Même constat d’impuissance pour Nguyên Van Gàng, qui doit composer avec une chute des ressources halieutiques: moins 80% en glissement annuel.
«Ici, les gens vivent essentiellement de l’agriculture et de la pêche», nous explique-t-il. «Autant dire que la saison des crues est attendue avec impatience! Sauf que là, on se retrouve à sec, au sens propre comme au sens figuré. Et vu que les frontières sont bouclées, on ne peut même pas aller au Cambodge pour essayer de trouver un emploi saisonnier.»
Pham Thành Tâm est le chef adjoint du Bureau d’agriculture et de développement rural d’An Phu, le district où vivent ces deux pêcheurs. Le constat qu’il dresse est tout aussi amer. D’après lui, environ 70% des pêcheurs locaux ont dû changer de métier ou partir loin pour chercher un emploi. Quant à la production rizicole, elle est suspendue aux caprices de l’hydrométrie…
«Les riziculteurs sont obligés d’attendre la montée des eaux pour semer… Du coup, ils se retrouvent dans une situation de quasi chômage technique, cette année», nous fait-il observer. «Quant aux rizières, elle sont envahies par les herbes folles et il n’y a pas d’autre choix que d’utiliser des pesticides, pour les conserver en état.»
Le centre hydrométéorologique du Sud n’est guère plus optimiste.

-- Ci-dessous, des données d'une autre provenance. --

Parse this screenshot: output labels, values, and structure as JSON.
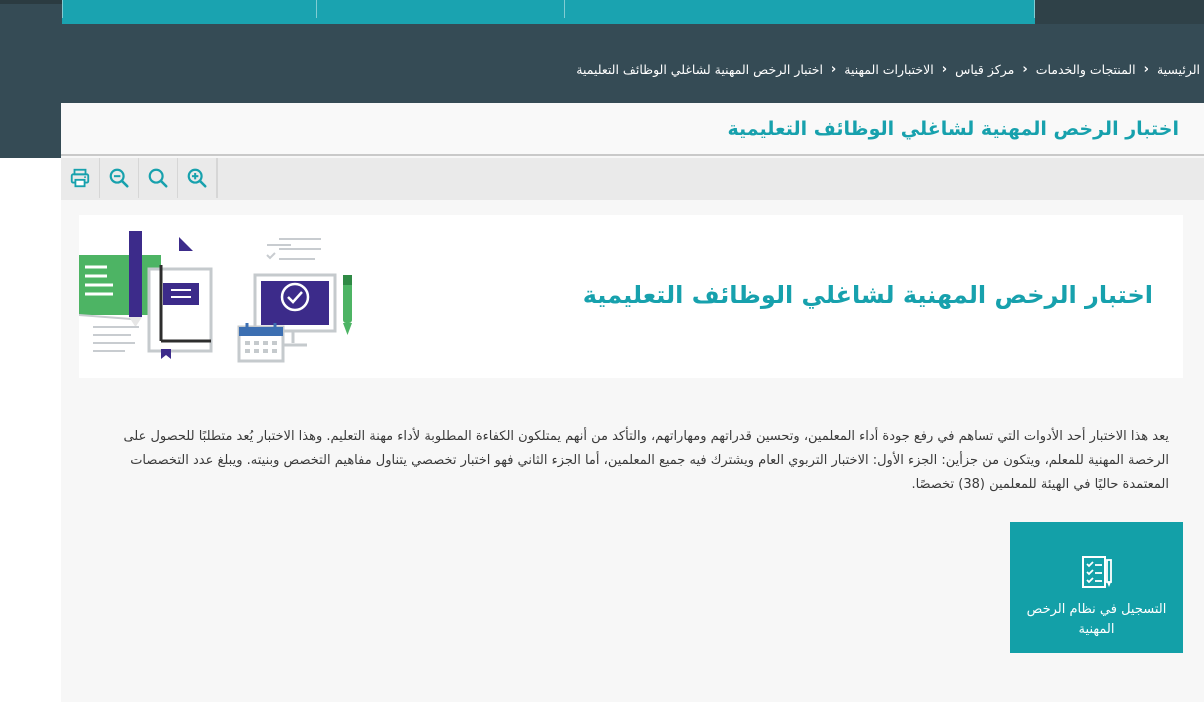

D’après ses experts, ce phénomène est dû à la faible pluviométrie observée sur tout le bassin du Mékong: moins 25% par rapport aux années précédentes. Cette faible pluviométrie entraîne une chute du débit, qui entraîne une baisse des crues: c’est l’effet domino… D’après les prévisions, le niveau de l’eau devrait être, pour cette année, nettement inférieur à la moyenne des années précédentes... Si la situation perdure - et tout porte à croire que ce sera le cas - les habitants du delta pourraient se retrouver en pénurie de ressources halieutiques.
La solution? Créer des réservoirs d’eau douce, au niveau des localités. C’est notamment ce que préconise Ky Quang Vinh, l’ancien directeur de l’Observatoire des ressources naturelles et de l’environnement de Cân Tho.
«C’est le changement climatique, ça… Non seulement il n’y a pas de crues, mais il risque en plus d’y avoir une sécheresse au début de 2021. Il serait quand même temps de réfléchir à des mesures appropriés pour permettre à la population de faire face», estime-t-il.
«Le changement climatique»… Le coupable est désigné. Reste maintenant à organiser la résistance. C’est ce à quoi s’emploie le delta du Mékong, qui s’apprête à affronter une sécheresse devenue inéluctable…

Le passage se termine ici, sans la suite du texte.